The first half-pint was left aside as ‘the fairies treat’ which was a useful superstition as the first drops of the ‘run’ are thought to be poisonous. [Alternatively, the first glass was spilled on the heather so that the fairies would give warning of the Revenue men. That warning was invariably a gun shot.]
It might be suspected that many of the ghosts that roamed through our area in days past and many of the ‘quare’ happenings that are said to have taken place, may have their origin in an over-indulgence of poitín.
[Many stopped producing it when it was banned by the Catholic church.] Poitin makers, naturally enough, have developed a suspicious nature in view of the nature of their activity. So our ‘informants’ on these matters took some coaxing before divulging their secrets!
‘You’ll have to tell us about this making of the mountain dew now…we’ll have to hear that.’
‘Would I be summonised for it now?’
“Ah aye, anything you say ‘ill be taken down in evidence and may be used agin ye!’
Patricia McSorley then concludes her history lesson on poitín by relating a story.
‘Well, there was an oul fellah beside us used to make it in a kettle and another man used to help him. Any how he took a half pint home – he’d only to cross a couple of fields.
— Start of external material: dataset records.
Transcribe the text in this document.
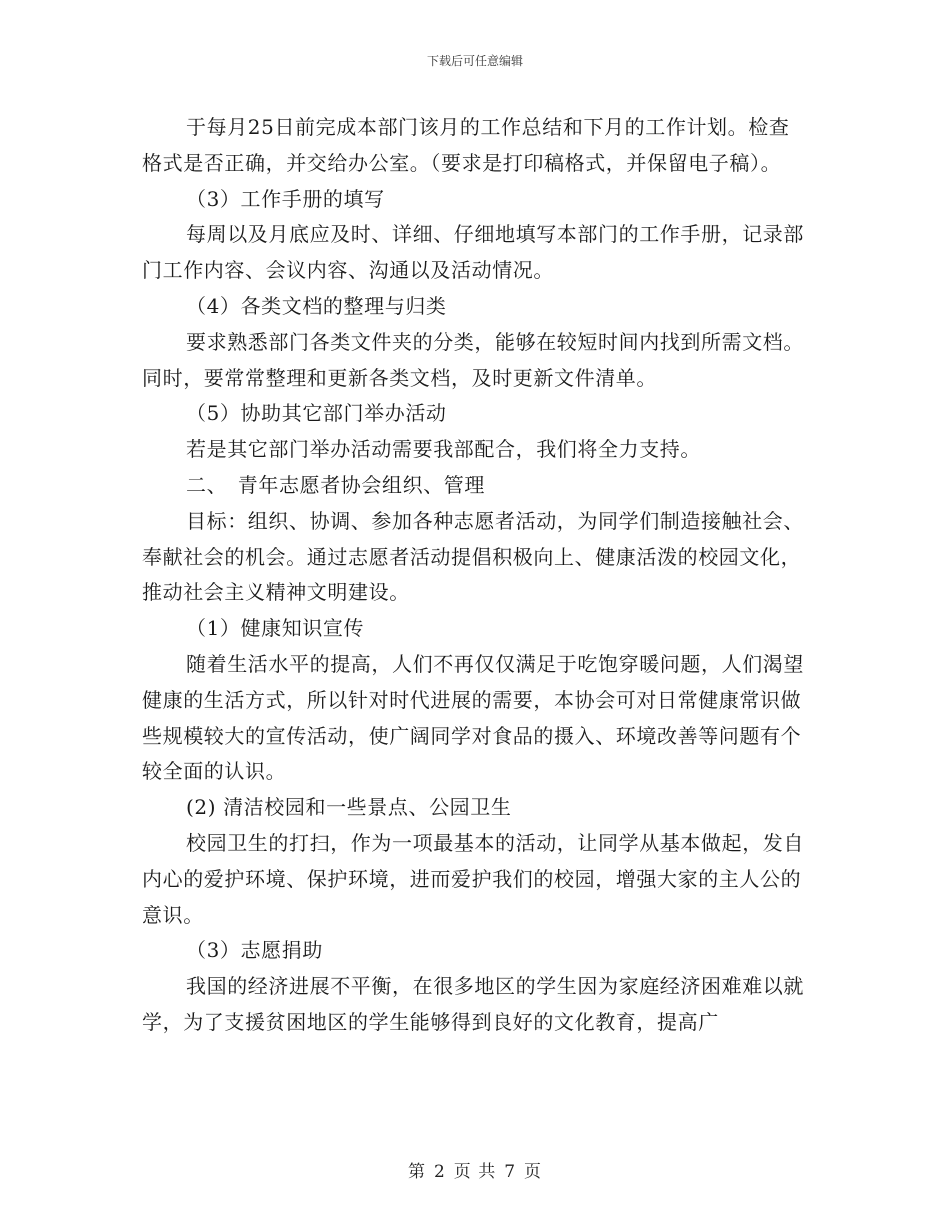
下载后可任意编辑

于每月25日前完成本部门该月的工作总结和下月的工作计划。检查格式是否正确，并交给办公室。（要求是打印稿格式，并保留电子稿）。

（3）工作手册的填写

每周以及月底应及时、详细、仔细地填写本部门的工作手册，记录部门工作内容、会议内容、沟通以及活动情况。

（4）各类文档的整理与归类

要求熟悉部门各类文件夹的分类，能够在较短时间内找到所需文档。同时，要常常整理和更新各类文档，及时更新文件清单。

（5）协助其它部门举办活动

若是其它部门举办活动需要我部配合，我们将全力支持。

二、　青年志愿者协会组织、管理

目标：组织、协调、参加各种志愿者活动，为同学们制造接触社会、奉献社会的机会。通过志愿者活动提倡积极向上、健康活泼的校园文化，推动社会主义精神文明建设。

（1）健康知识宣传

随着生活水平的提高，人们不再仅仅满足于吃饱穿暖问题，人们渴望健康的生活方式，所以针对时代进展的需要，本协会可对日常健康常识做些规模较大的宣传活动，使广阔同学对食品的摄入、环境改善等问题有个较全面的认识。

(2) 清洁校园和一些景点、公园卫生

校园卫生的打扫，作为一项最基本的活动，让同学从基本做起，发自内心的爱护环境、保护环境，进而爱护我们的校园，增强大家的主人公的意识。

（3）志愿捐助

我国的经济进展不平衡，在很多地区的学生因为家庭经济困难难以就学，为了支援贫困地区的学生能够得到良好的文化教育，提高广

第 2 页 共 7 页
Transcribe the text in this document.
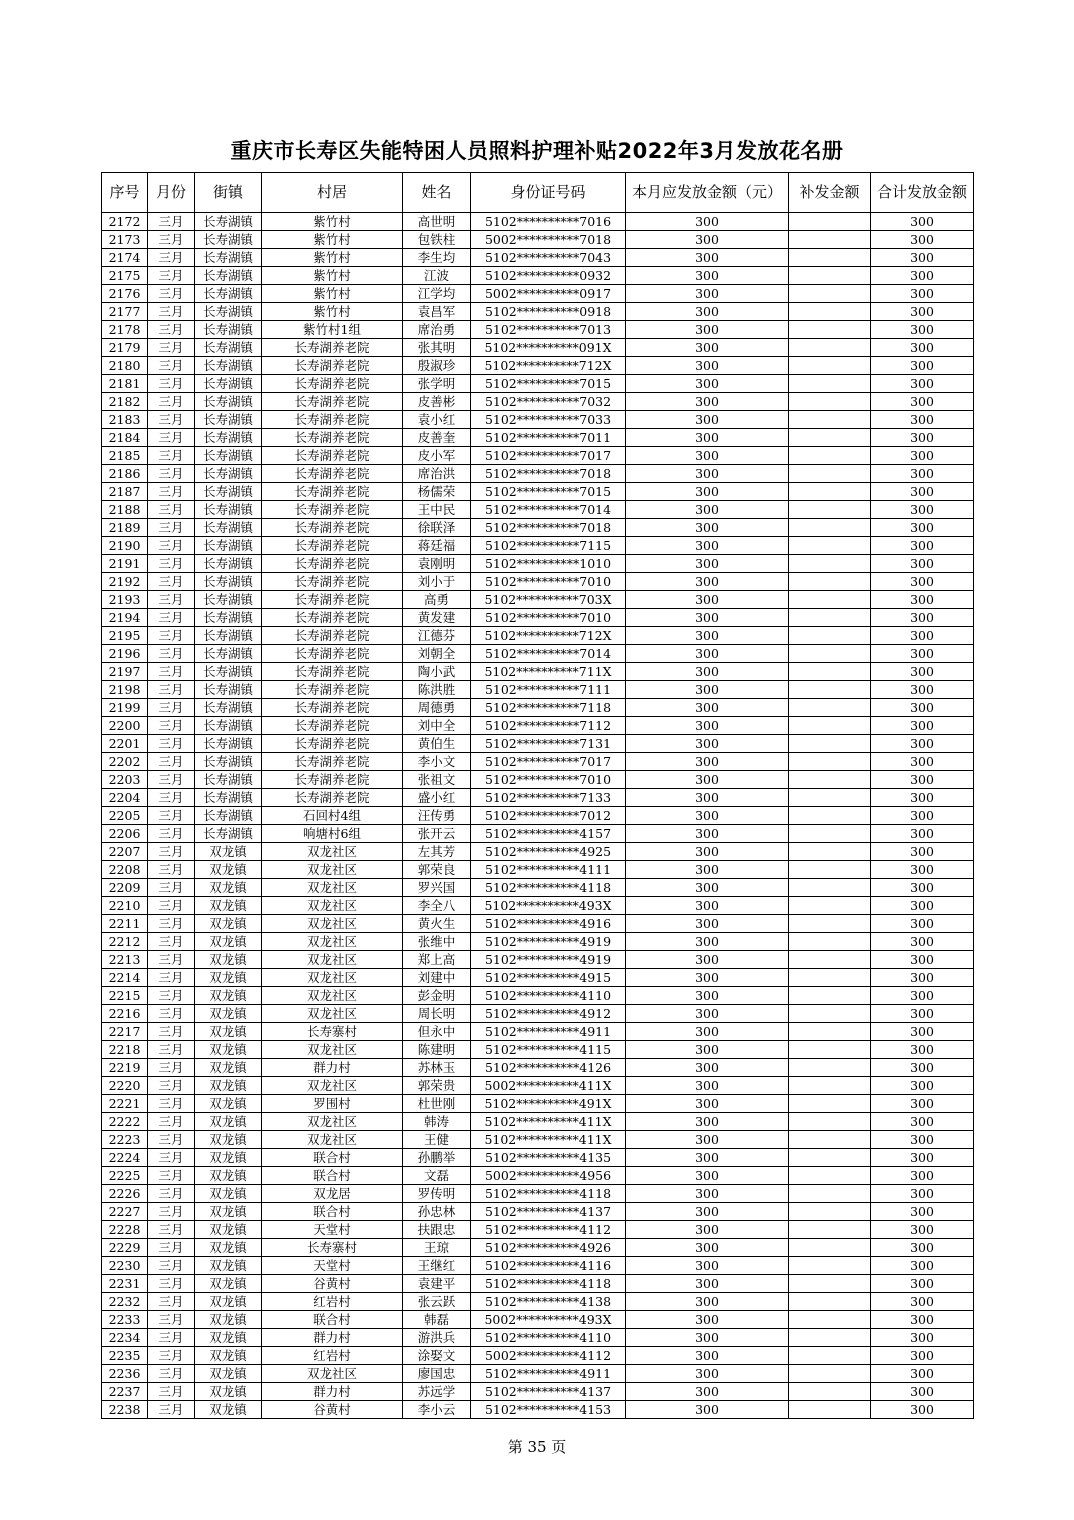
重庆市长寿区失能特困人员照料护理补贴2022年3月发放花名册
序号	月份	街镇	村居	姓名	身份证号码	本月应发放金额（元）	补发金额	合计发放金额
2172	三月	长寿湖镇	紫竹村	高世明	5102**********7016	300		300
2173	三月	长寿湖镇	紫竹村	包铁柱	5002**********7018	300		300
2174	三月	长寿湖镇	紫竹村	李生均	5102**********7043	300		300
2175	三月	长寿湖镇	紫竹村	江波	5102**********0932	300		300
2176	三月	长寿湖镇	紫竹村	江学均	5002**********0917	300		300
2177	三月	长寿湖镇	紫竹村	袁昌军	5102**********0918	300		300
2178	三月	长寿湖镇	紫竹村1组	席治勇	5102**********7013	300		300
2179	三月	长寿湖镇	长寿湖养老院	张其明	5102**********091X	300		300
2180	三月	长寿湖镇	长寿湖养老院	殷淑珍	5102**********712X	300		300
2181	三月	长寿湖镇	长寿湖养老院	张学明	5102**********7015	300		300
2182	三月	长寿湖镇	长寿湖养老院	皮善彬	5102**********7032	300		300
2183	三月	长寿湖镇	长寿湖养老院	袁小红	5102**********7033	300		300
2184	三月	长寿湖镇	长寿湖养老院	皮善奎	5102**********7011	300		300
2185	三月	长寿湖镇	长寿湖养老院	皮小军	5102**********7017	300		300
2186	三月	长寿湖镇	长寿湖养老院	席治洪	5102**********7018	300		300
2187	三月	长寿湖镇	长寿湖养老院	杨儒荣	5102**********7015	300		300
2188	三月	长寿湖镇	长寿湖养老院	王中民	5102**********7014	300		300
2189	三月	长寿湖镇	长寿湖养老院	徐联泽	5102**********7018	300		300
2190	三月	长寿湖镇	长寿湖养老院	蒋廷福	5102**********7115	300		300
2191	三月	长寿湖镇	长寿湖养老院	袁刚明	5102**********1010	300		300
2192	三月	长寿湖镇	长寿湖养老院	刘小于	5102**********7010	300		300
2193	三月	长寿湖镇	长寿湖养老院	高勇	5102**********703X	300		300
2194	三月	长寿湖镇	长寿湖养老院	黄发建	5102**********7010	300		300
2195	三月	长寿湖镇	长寿湖养老院	江德芬	5102**********712X	300		300
2196	三月	长寿湖镇	长寿湖养老院	刘朝全	5102**********7014	300		300
2197	三月	长寿湖镇	长寿湖养老院	陶小武	5102**********711X	300		300
2198	三月	长寿湖镇	长寿湖养老院	陈洪胜	5102**********7111	300		300
2199	三月	长寿湖镇	长寿湖养老院	周德勇	5102**********7118	300		300
2200	三月	长寿湖镇	长寿湖养老院	刘中全	5102**********7112	300		300
2201	三月	长寿湖镇	长寿湖养老院	黄伯生	5102**********7131	300		300
2202	三月	长寿湖镇	长寿湖养老院	李小文	5102**********7017	300		300
2203	三月	长寿湖镇	长寿湖养老院	张祖文	5102**********7010	300		300
2204	三月	长寿湖镇	长寿湖养老院	盛小红	5102**********7133	300		300
2205	三月	长寿湖镇	石回村4组	汪传勇	5102**********7012	300		300
2206	三月	长寿湖镇	响塘村6组	张开云	5102**********4157	300		300
2207	三月	双龙镇	双龙社区	左其芳	5102**********4925	300		300
2208	三月	双龙镇	双龙社区	郭荣良	5102**********4111	300		300
2209	三月	双龙镇	双龙社区	罗兴国	5102**********4118	300		300
2210	三月	双龙镇	双龙社区	李全八	5102**********493X	300		300
2211	三月	双龙镇	双龙社区	黄火生	5102**********4916	300		300
2212	三月	双龙镇	双龙社区	张维中	5102**********4919	300		300
2213	三月	双龙镇	双龙社区	郑上高	5102**********4919	300		300
2214	三月	双龙镇	双龙社区	刘建中	5102**********4915	300		300
2215	三月	双龙镇	双龙社区	彭金明	5102**********4110	300		300
2216	三月	双龙镇	双龙社区	周长明	5102**********4912	300		300
2217	三月	双龙镇	长寿寨村	但永中	5102**********4911	300		300
2218	三月	双龙镇	双龙社区	陈建明	5102**********4115	300		300
2219	三月	双龙镇	群力村	苏林玉	5102**********4126	300		300
2220	三月	双龙镇	双龙社区	郭荣贵	5002**********411X	300		300
2221	三月	双龙镇	罗围村	杜世刚	5102**********491X	300		300
2222	三月	双龙镇	双龙社区	韩涛	5102**********411X	300		300
2223	三月	双龙镇	双龙社区	王健	5102**********411X	300		300
2224	三月	双龙镇	联合村	孙鹏举	5102**********4135	300		300
2225	三月	双龙镇	联合村	文磊	5002**********4956	300		300
2226	三月	双龙镇	双龙居	罗传明	5102**********4118	300		300
2227	三月	双龙镇	联合村	孙忠林	5102**********4137	300		300
2228	三月	双龙镇	天堂村	扶跟忠	5102**********4112	300		300
2229	三月	双龙镇	长寿寨村	王琼	5102**********4926	300		300
2230	三月	双龙镇	天堂村	王继红	5102**********4116	300		300
2231	三月	双龙镇	谷黄村	袁建平	5102**********4118	300		300
2232	三月	双龙镇	红岩村	张云跃	5102**********4138	300		300
2233	三月	双龙镇	联合村	韩磊	5002**********493X	300		300
2234	三月	双龙镇	群力村	游洪兵	5102**********4110	300		300
2235	三月	双龙镇	红岩村	涂娶文	5002**********4112	300		300
2236	三月	双龙镇	双龙社区	廖国忠	5102**********4911	300		300
2237	三月	双龙镇	群力村	苏远学	5102**********4137	300		300
2238	三月	双龙镇	谷黄村	李小云	5102**********4153	300		300
第 35 页
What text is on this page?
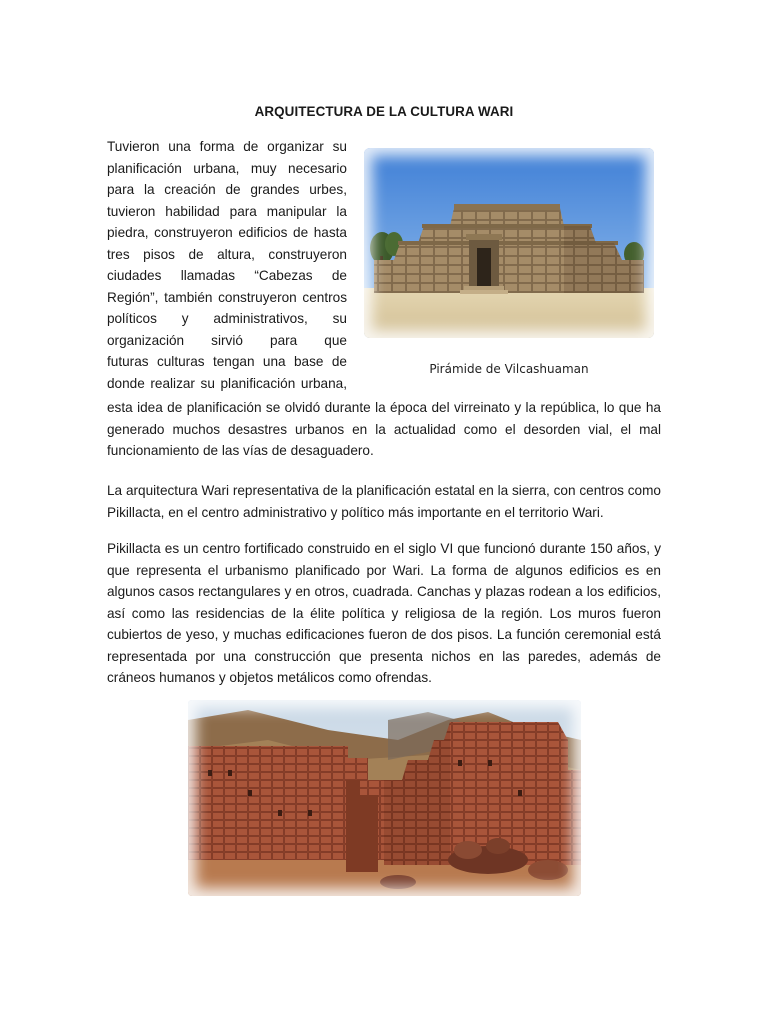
ARQUITECTURA DE LA CULTURA WARI

Tuvieron una forma de organizar su

planificación urbana, muy necesario

para la creación de grandes urbes,

tuvieron habilidad para manipular la

piedra, construyeron edificios de hasta

tres pisos de altura, construyeron

ciudades llamadas “Cabezas de

Región”, también construyeron centros

políticos y administrativos, su

organización sirvió para que

futuras culturas tengan una base de

donde realizar su planificación urbana,

Pirámide de Vilcashuaman

esta idea de planificación se olvidó durante la época del virreinato y la república, lo que ha generado muchos desastres urbanos en la actualidad como el desorden vial, el mal funcionamiento de las vías de desaguadero.

La arquitectura Wari representativa de la planificación estatal en la sierra, con centros como Pikillacta, en el centro administrativo y político más importante en el territorio Wari.

Pikillacta es un centro fortificado construido en el siglo VI que funcionó durante 150 años, y que representa el urbanismo planificado por Wari. La forma de algunos edificios es en algunos casos rectangulares y en otros, cuadrada. Canchas y plazas rodean a los edificios, así como las residencias de la élite política y religiosa de la región. Los muros fueron cubiertos de yeso, y muchas edificaciones fueron de dos pisos. La función ceremonial está representada por una construcción que presenta nichos en las paredes, además de cráneos humanos y objetos metálicos como ofrendas.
That night he must a had a notion that the police was about for he hid the half-pint in a ditch in one of the fields. And the next day or so he went back to luck for it but he couldn’t git it. And he sarched for it for years after, time and again, and niver gat it.
After that he left the place to yer man O’Neill. And O’Neill was ploughin’ this field and he went up to face the ditch and he come at the half-pint. Well it might have been twenty years after it – it might have been more. But he gat it and he knew what it was – he’d heard tell of it do you see?’